Django

The APIToolkit Django SDK is a specialized library designed to facilitate the integration of Django applications with APIToolkit’s monitoring and analytics services. This SDK enables developers to easily collect, analyze, and visualize important API metrics, thereby enhancing application performance and security.

Installation

Prerequisites

1. Python Version: Ensure that Python 3.6 or higher is installed.

2. Virtual Environment (Optional): Consider using a Python virtual environment for dependency isolation.

3. Django: Ensure Django is installed. If not, you can install it with:

   pip install django
   

Installation Steps

1. Install via pip: Install the APIToolkit Django SDK package using pip.

   pip install apitoolkit-django
   

Troubleshooting

1. Installation Fails: Upgrade pip and setuptools, then try the installation again.

2. Import Errors: Ensure you’re using the Python environment where the SDK is installed.

Usage

1. Add Middleware: Add APIToolkit’s middleware to the MIDDLEWARE list in settings.py.

   MIDDLEWARE = [
       # ...
       'apitoolkit-django.APIToolkit',
       # ...
   ]
   

2. API Key: Add your APIToolkit API key to settings.py.

   APITOOLKIT_KEY = 'YOUR_API_KEY'
   

Redacting Sensitive Information

In any application, safeguarding sensitive data is paramount. The APIToolkit Django SDK allows you to redact certain types of information before they are sent to APIToolkit’s servers.

Redacting Headers

HTTP headers often contain sensitive data like authentication tokens. To redact specific headers, you can use the APITOOLKIT_REDACT_HEADERS setting in your settings.py file:

APITOOLKIT_REDACT_HEADERS = ['Authorization', 'X-Secret-Token']

Redacting Request and Response Fields

The SDK also allows you to redact specific fields in the request and response bodies using JSONPath expressions. Configure the APITOOLKIT_REDACT_REQUEST_BODY and APITOOLKIT_REDACT_RESPONSE_BODY settings in your settings.py file to specify which fields to redact.

APITOOLKIT_REDACT_REQUEST_BODY = ['$.password', '$.user.credit_card']
APITOOLKIT_REDACT_RESPONSE_BODY = ['$.token', '$.user.ssn']

Full Configuration Example

Combining header and body redaction, your settings.py file might include:

# APIToolkit Configuration for Redacting Information
APITOOLKIT_REDACT_HEADERS = ['Authorization', 'X-Secret-Token']
APITOOLKIT_REDACT_REQUEST_BODY = ['$.password', '$.user.credit_card']
APITOOLKIT_REDACT_RESPONSE_BODY = ['$.token', '$.user.ssn']

By utilizing these redaction options, you can ensure that sensitive data is adequately protected and never leaves your server.
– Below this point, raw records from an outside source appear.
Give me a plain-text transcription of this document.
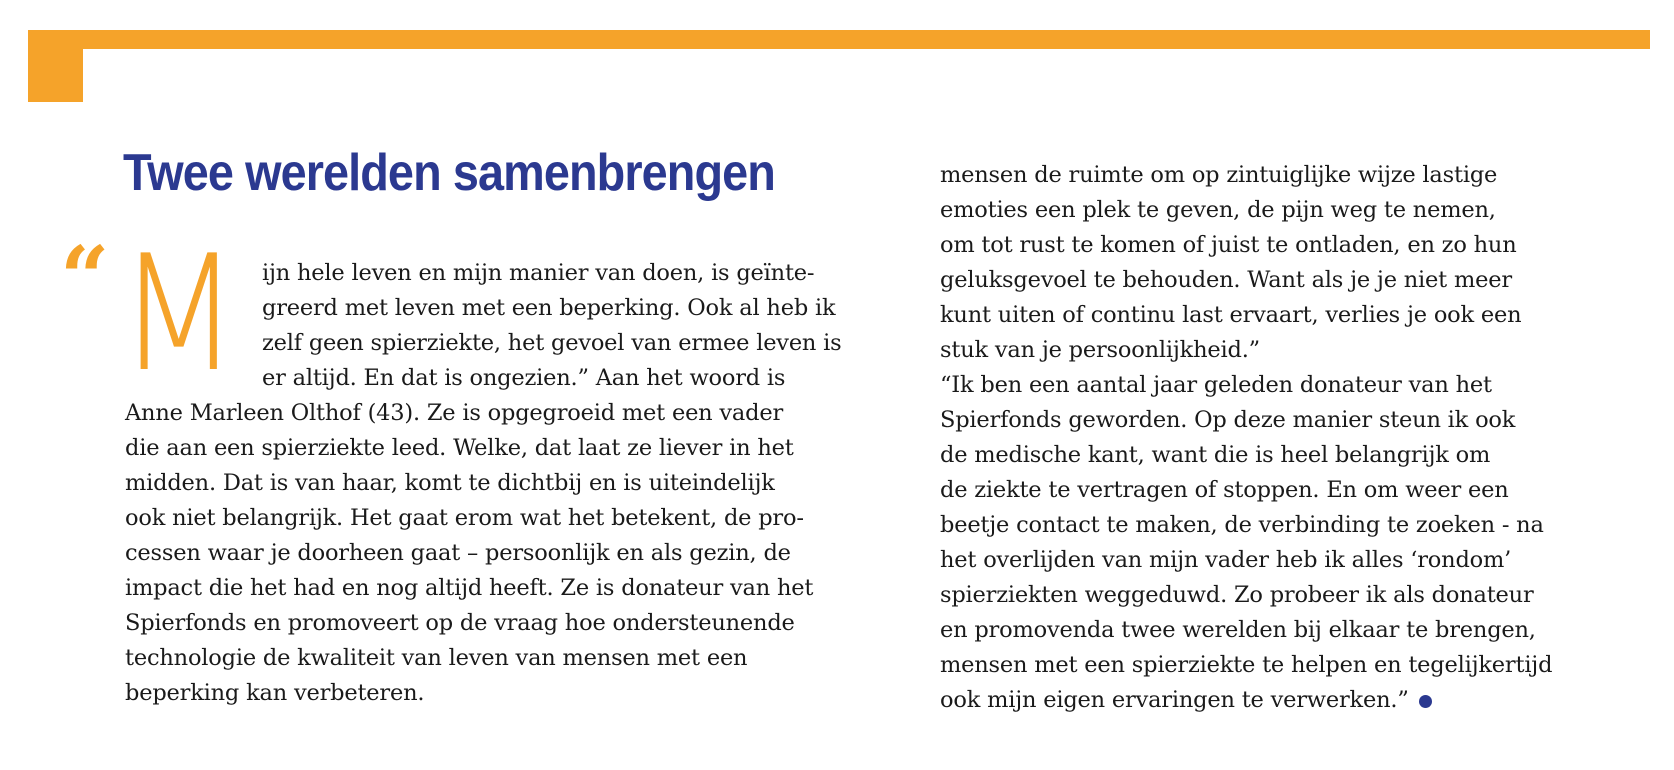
Twee werelden samenbrengen
“ M	ijn hele leven en mijn manier van doen, is geïnte-
greerd met leven met een beperking. Ook al heb ik
zelf geen spierziekte, het gevoel van ermee leven is
er altijd. En dat is ongezien.” Aan het woord is
Anne Marleen Olthof (43). Ze is opgegroeid met een vader
die aan een spierziekte leed. Welke, dat laat ze liever in het
midden. Dat is van haar, komt te dichtbij en is uiteindelijk
ook niet belangrijk. Het gaat erom wat het betekent, de pro-
cessen waar je doorheen gaat – persoonlijk en als gezin, de
impact die het had en nog altijd heeft. Ze is donateur van het
Spierfonds en promoveert op de vraag hoe ondersteunende
technologie de kwaliteit van leven van mensen met een
beperking kan verbeteren.
mensen de ruimte om op zintuiglijke wijze lastige
emoties een plek te geven, de pijn weg te nemen,
om tot rust te komen of juist te ontladen, en zo hun
geluksgevoel te behouden. Want als je je niet meer
kunt uiten of continu last ervaart, verlies je ook een
stuk van je persoonlijkheid.”
“Ik ben een aantal jaar geleden donateur van het
Spierfonds geworden. Op deze manier steun ik ook
de medische kant, want die is heel belangrijk om
de ziekte te vertragen of stoppen. En om weer een
beetje contact te maken, de verbinding te zoeken - na
het overlijden van mijn vader heb ik alles ‘rondom’
spierziekten weggeduwd. Zo probeer ik als donateur
en promovenda twee werelden bij elkaar te brengen,
mensen met een spierziekte te helpen en tegelijkertijd
ook mijn eigen ervaringen te verwerken.”
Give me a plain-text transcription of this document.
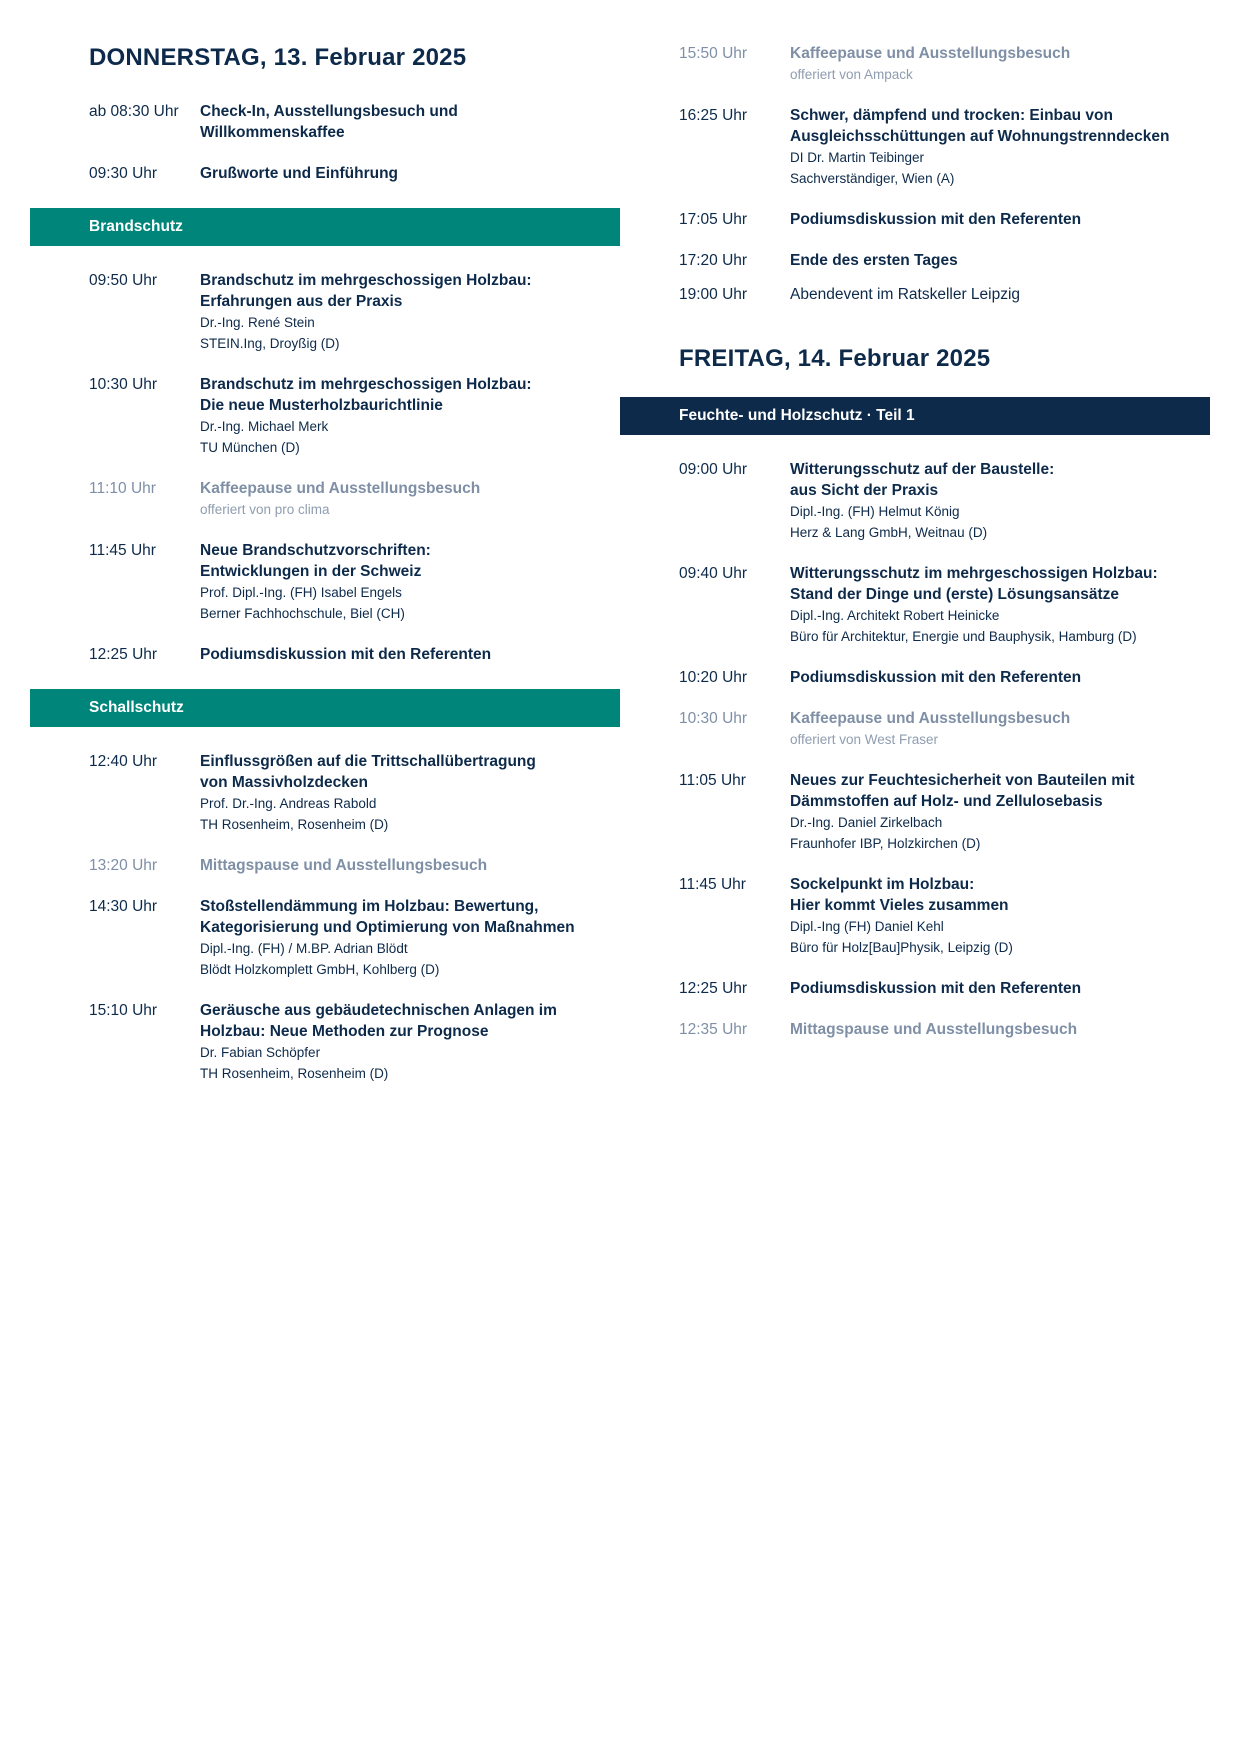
DONNERSTAG, 13. Februar 2025
ab 08:30 Uhr	Check-In, Ausstellungsbesuch und
Willkommenskaffee
09:30 Uhr	Grußworte und Einführung
Brandschutz
09:50 Uhr	Brandschutz im mehrgeschossigen Holzbau:
Erfahrungen aus der Praxis
Dr.-Ing. René Stein
STEIN.Ing, Droyßig (D)
10:30 Uhr	Brandschutz im mehrgeschossigen Holzbau:
Die neue Musterholzbaurichtlinie
Dr.-Ing. Michael Merk
TU München (D)
11:10 Uhr	Kaffeepause und Ausstellungsbesuch
offeriert von pro clima
11:45 Uhr	Neue Brandschutzvorschriften:
Entwicklungen in der Schweiz
Prof. Dipl.-Ing. (FH) Isabel Engels
Berner Fachhochschule, Biel (CH)
12:25 Uhr	Podiumsdiskussion mit den Referenten
Schallschutz
12:40 Uhr	Einflussgrößen auf die Trittschallübertragung
von Massivholzdecken
Prof. Dr.-Ing. Andreas Rabold
TH Rosenheim, Rosenheim (D)
13:20 Uhr	Mittagspause und Ausstellungsbesuch
14:30 Uhr	Stoßstellendämmung im Holzbau: Bewertung,
Kategorisierung und Optimierung von Maßnahmen
Dipl.-Ing. (FH) / M.BP. Adrian Blödt
Blödt Holzkomplett GmbH, Kohlberg (D)
15:10 Uhr	Geräusche aus gebäudetechnischen Anlagen im
Holzbau: Neue Methoden zur Prognose
Dr. Fabian Schöpfer
TH Rosenheim, Rosenheim (D)
15:50 Uhr	Kaffeepause und Ausstellungsbesuch
offeriert von Ampack
16:25 Uhr	Schwer, dämpfend und trocken: Einbau von
Ausgleichsschüttungen auf Wohnungstrenndecken
DI Dr. Martin Teibinger
Sachverständiger, Wien (A)
17:05 Uhr	Podiumsdiskussion mit den Referenten
17:20 Uhr	Ende des ersten Tages
19:00 Uhr	Abendevent im Ratskeller Leipzig
FREITAG, 14. Februar 2025
Feuchte- und Holzschutz · Teil 1
09:00 Uhr	Witterungsschutz auf der Baustelle:
aus Sicht der Praxis
Dipl.-Ing. (FH) Helmut König
Herz & Lang GmbH, Weitnau (D)
09:40 Uhr	Witterungsschutz im mehrgeschossigen Holzbau:
Stand der Dinge und (erste) Lösungsansätze
Dipl.-Ing. Architekt Robert Heinicke
Büro für Architektur, Energie und Bauphysik, Hamburg (D)
10:20 Uhr	Podiumsdiskussion mit den Referenten
10:30 Uhr	Kaffeepause und Ausstellungsbesuch
offeriert von West Fraser
11:05 Uhr	Neues zur Feuchtesicherheit von Bauteilen mit
Dämmstoffen auf Holz- und Zellulosebasis
Dr.-Ing. Daniel Zirkelbach
Fraunhofer IBP, Holzkirchen (D)
11:45 Uhr	Sockelpunkt im Holzbau:
Hier kommt Vieles zusammen
Dipl.-Ing (FH) Daniel Kehl
Büro für Holz[Bau]Physik, Leipzig (D)
12:25 Uhr	Podiumsdiskussion mit den Referenten
12:35 Uhr	Mittagspause und Ausstellungsbesuch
It is important to note that while the APITOOLKIT_REDACT_HEADERS config field accepts a list of headers(case insensitive),
the APITOOLKIT_REDACT_REQ_BODY and APITOOLKIT_REDACT_RES_BODY expect a list of JSONPath strings as arguments.

The choice of JSONPath was selected to allow you have great flexibility in descibing which fields within your responses are sensitive.
Also note that these list of items to be redacted will be aplied to all endpoint requests and responses on your server.
To learn more about jsonpath to help form your queries, please take a look at this cheatsheet:
https://lzone.de/cheat-sheet/JSONPath

Degugging

You can add APITOOLKIT_DEBUG to your app settings file and set it to True to enable debug logging from the SDK. This will print out logs for each request/response captured by the middleware. APITOOLKIT_DEBUG defaults to False.

Eg:

APITOOLKIT_DEBUG = True

Conclusion

Integrating APIToolkit into your Django project provides you with powerful tools for API observability and monitoring. In this guide, we walked through the steps to set up a Django project, integrate APIToolkit, and make monitored API calls. We also discussed best practices for handling responses and errors. By following these steps, you can build a more robust, scalable, and maintainable application. APIToolkit’s features will help you keep a close eye on your API interactions, ensuring optimal performance and quick troubleshooting.